Community Project Profile
Show-o
A single-Transformer model for unified multimodal understanding and generation
- Organisation
- NUS Show Lab
- Group
- University / research
- Category
- Multimodal understanding and generation model
- Status
- Active research line
- Started
- 2024-08
- Language / Form
- Python / Models
- License
- Apache-2.0
- GitHub Stars
- 1,923
- Updated
- 2026-05-04
Show-o is a multimodal foundation-model line from NUS Show Lab: one Transformer handles both image understanding and image generation instead of splitting the two capabilities into separate systems.
What It Is
Show-o aims to unify multimodal understanding and generation. It places visual understanding, text-conditioned generation, image generation, and related capabilities inside one model framework, reducing the split between "understanding models" and "generation models."

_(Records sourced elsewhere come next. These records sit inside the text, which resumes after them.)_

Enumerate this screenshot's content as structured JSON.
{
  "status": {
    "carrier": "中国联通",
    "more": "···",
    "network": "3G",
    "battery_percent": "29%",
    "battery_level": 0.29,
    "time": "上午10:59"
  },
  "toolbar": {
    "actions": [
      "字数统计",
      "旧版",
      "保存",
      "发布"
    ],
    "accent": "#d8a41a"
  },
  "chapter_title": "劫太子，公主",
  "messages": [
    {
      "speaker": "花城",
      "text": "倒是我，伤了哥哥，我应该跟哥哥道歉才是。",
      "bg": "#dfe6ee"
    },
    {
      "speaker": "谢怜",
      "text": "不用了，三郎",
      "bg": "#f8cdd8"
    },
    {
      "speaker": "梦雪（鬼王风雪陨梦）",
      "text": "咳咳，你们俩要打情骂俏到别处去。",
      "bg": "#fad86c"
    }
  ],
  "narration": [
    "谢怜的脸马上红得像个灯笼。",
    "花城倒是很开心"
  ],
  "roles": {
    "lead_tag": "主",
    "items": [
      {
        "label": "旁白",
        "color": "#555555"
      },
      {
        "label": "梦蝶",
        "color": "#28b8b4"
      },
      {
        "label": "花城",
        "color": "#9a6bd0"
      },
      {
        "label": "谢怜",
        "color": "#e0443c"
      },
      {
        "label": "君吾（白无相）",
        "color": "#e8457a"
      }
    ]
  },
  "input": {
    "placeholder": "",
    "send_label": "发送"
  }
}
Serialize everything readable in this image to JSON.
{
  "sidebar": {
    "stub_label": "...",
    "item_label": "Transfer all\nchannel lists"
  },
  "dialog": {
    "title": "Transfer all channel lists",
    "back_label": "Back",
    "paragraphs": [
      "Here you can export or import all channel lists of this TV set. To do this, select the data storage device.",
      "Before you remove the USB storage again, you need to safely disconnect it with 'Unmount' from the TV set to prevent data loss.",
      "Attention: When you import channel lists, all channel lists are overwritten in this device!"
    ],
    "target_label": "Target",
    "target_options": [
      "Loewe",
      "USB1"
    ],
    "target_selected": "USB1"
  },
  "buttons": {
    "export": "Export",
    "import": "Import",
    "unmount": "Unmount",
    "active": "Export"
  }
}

Show Lab later continued this line with Show-o2, extending the approach toward stronger generation and understanding.
AI Relevance
Multimodal models are moving from stitched systems toward unified architectures. Show-o’s question is direct: if one model can both understand and generate images, many interactive design, editing, visual QA, and content-production workflows become more natural.
That makes it an important direction in open multimodal research.
Singapore Relevance
Show-o places NUS Show Lab on the global map of open multimodal research. For Singapore, it is a sample of a university lab exporting frontier models, not a government programme or enterprise application.
Future tracking should cover Show Lab’s model series, paper acceptances, Hugging Face usage, and whether the work turns into production tools.
Milestones
- 2024-08Show-o repository created
- 2025-01Show-o accepted to ICLR 2025
- 2025-09Show-o2 accepted to NeurIPS 2025